Testing Your Implementation

1. Manual Testing

# Test article download (public website)
uv run kiosque https://example.com/article test.md

# Test with verbose logging (to see login flow)
uv run kiosque -v https://paywalled.com/article test.md

2. Configure Credentials (for paywalled sites)

Edit ~/.config/kiosque/kiosque.conf:

[https://example.com/]
username = your.email@example.com
password = your_password

3. Write Tests

Create or update tests/test_login.py to add your website:

# Add your website credentials to kiosque.conf, then:
# The parameterized test will automatically test your login flow

# If login is broken or website structure changed:
KNOWN_BROKEN_LOGINS = {
    # ... existing entries ...
    "https://yourwebsite.com/",  # Brief reason why broken
}

4. Run Tests

# Run all tests
uv run pytest

# Run specific test for your website (if configured)
uv run pytest tests/test_login.py -k "yourwebsite"

# Run with output to debug
uv run pytest tests/test_login.py -v -s

Code Style Guidelines

Formatting and Linting

Always run before committing:

# Format code
uv run ruff format .

# Check for issues
uv run ruff check .

# Fix auto-fixable issues
uv run ruff check --fix .

Type Hints

Use modern type syntax (Python 3.12+):

# Good ✓
from typing import ClassVar

clean_nodes: ClassVar = ["figure", "aside"]

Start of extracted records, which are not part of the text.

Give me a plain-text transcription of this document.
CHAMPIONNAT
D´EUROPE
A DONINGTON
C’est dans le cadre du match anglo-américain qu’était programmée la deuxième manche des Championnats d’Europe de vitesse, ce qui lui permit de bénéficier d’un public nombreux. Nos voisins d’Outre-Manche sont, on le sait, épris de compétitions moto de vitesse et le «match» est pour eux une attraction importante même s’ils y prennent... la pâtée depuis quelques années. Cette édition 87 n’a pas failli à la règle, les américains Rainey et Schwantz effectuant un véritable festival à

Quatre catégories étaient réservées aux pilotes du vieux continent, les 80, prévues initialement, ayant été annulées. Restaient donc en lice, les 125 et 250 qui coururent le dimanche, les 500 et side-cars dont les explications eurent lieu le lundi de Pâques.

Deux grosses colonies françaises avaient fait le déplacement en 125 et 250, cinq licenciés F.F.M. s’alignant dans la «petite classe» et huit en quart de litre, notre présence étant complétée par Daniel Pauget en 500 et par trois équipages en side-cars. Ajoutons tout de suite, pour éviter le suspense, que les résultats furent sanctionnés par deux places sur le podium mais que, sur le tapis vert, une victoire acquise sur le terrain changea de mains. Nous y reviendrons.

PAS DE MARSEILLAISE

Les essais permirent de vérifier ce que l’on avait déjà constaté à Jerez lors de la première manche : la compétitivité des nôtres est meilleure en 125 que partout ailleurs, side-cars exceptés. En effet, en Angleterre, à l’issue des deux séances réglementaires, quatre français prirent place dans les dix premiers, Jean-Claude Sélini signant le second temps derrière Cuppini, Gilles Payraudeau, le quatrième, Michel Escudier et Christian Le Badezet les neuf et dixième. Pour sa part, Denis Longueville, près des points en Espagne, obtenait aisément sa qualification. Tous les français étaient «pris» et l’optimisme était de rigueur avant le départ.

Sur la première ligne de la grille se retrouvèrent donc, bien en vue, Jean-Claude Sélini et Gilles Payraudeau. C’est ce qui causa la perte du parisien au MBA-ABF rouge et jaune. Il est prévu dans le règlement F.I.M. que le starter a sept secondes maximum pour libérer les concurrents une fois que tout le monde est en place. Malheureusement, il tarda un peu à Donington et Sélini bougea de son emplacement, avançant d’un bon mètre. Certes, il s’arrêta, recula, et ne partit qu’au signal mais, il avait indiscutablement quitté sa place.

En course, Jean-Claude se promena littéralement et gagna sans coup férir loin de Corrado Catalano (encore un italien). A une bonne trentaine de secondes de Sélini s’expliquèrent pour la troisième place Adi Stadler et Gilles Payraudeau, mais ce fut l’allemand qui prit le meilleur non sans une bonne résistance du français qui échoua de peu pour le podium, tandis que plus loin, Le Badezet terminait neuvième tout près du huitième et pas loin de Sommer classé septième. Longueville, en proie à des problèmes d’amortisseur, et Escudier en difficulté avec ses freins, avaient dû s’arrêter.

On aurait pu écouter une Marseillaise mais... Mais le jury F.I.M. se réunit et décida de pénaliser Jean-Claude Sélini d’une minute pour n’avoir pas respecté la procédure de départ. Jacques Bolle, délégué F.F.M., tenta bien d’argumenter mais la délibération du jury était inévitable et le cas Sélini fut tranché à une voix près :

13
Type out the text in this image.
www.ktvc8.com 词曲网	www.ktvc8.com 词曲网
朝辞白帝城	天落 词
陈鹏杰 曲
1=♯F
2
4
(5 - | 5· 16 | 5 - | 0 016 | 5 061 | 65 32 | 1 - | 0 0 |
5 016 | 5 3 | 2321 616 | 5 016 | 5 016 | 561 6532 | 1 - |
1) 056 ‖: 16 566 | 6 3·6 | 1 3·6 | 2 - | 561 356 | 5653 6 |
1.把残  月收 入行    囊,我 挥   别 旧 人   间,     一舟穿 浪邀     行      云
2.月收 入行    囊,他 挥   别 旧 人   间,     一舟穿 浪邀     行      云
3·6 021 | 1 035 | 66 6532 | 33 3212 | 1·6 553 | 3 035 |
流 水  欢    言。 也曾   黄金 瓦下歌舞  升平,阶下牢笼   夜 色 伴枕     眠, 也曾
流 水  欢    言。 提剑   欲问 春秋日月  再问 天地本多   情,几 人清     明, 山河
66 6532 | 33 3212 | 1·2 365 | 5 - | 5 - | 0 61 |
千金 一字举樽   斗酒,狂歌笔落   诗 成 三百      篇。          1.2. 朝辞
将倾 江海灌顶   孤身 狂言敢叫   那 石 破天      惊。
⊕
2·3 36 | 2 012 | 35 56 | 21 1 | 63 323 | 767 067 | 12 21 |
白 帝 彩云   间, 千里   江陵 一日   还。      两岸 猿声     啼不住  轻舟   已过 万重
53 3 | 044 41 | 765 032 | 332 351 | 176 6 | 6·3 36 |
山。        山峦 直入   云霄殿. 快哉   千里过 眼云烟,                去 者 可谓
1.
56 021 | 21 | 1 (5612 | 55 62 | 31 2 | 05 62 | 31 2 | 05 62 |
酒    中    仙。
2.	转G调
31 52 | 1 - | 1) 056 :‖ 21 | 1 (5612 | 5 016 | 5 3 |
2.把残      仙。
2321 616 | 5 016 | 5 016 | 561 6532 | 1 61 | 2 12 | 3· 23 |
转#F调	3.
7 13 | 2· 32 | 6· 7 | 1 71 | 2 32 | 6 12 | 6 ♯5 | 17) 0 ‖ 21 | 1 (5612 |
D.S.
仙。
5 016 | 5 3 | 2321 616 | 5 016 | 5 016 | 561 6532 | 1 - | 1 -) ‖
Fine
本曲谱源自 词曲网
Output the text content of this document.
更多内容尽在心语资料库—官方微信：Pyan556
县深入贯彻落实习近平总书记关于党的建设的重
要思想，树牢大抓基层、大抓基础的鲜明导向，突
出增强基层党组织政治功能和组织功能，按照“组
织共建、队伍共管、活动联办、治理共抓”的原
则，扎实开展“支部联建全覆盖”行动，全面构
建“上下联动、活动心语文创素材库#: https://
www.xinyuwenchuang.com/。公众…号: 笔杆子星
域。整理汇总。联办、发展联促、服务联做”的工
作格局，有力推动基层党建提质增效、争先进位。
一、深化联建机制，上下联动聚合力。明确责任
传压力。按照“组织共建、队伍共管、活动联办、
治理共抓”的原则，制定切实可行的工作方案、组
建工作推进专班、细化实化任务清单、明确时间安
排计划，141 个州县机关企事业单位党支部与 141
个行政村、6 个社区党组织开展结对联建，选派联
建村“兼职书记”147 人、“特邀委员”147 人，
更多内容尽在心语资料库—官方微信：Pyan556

def article(self, url: str) -> BeautifulSoup | None:
    ...

# Bad ✗
from typing import Optional, List, Type

clean_nodes = ["figure", "aside"]  # Missing ClassVar

def article(self, url):  # Missing type hints
    ...

Import Organization

# Standard library
from typing import ClassVar

# Third-party
from bs4 import BeautifulSoup

# Local imports (relative)
from ..core.client import get_with_retry
from ..core.website import Website

Class Variable Annotations

All mutable class attributes must be annotated with ClassVar:

# Good ✓
clean_nodes: ClassVar = ["figure"]
clean_attributes: ClassVar = ["h2"]
alias: ClassVar = ["example"]

# Bad ✗
clean_nodes = ["figure"]  # Missing ClassVar annotation

Docstrings

Add docstrings for complex methods:

def article(self, url):
    """Extract main article content from the page.

    Args:
        url: Full URL of the article

    Returns:
        BeautifulSoup element containing article text, or None if not found
    """
    ...

Submitting a Pull Request

Before Submitting

  1. Test your implementation:
# Download multiple articles
uv run kiosque https://example.com/article1 test1.md
uv run kiosque https://example.com/article2 test2.md

# Verify Markdown output is clean and complete
bat test1.md  # or open in your editor
  1. Run all checks:
uv run ruff format .
uv run ruff check .
uv run pytest
  1. Update documentation:
  2. Add website to Supported Sites in the appropriate language section
  3. Indicate if authentication is supported (☑️)

PR Guidelines

  1. Branch naming: add-website-<name> (e.g., add-website-nytimes)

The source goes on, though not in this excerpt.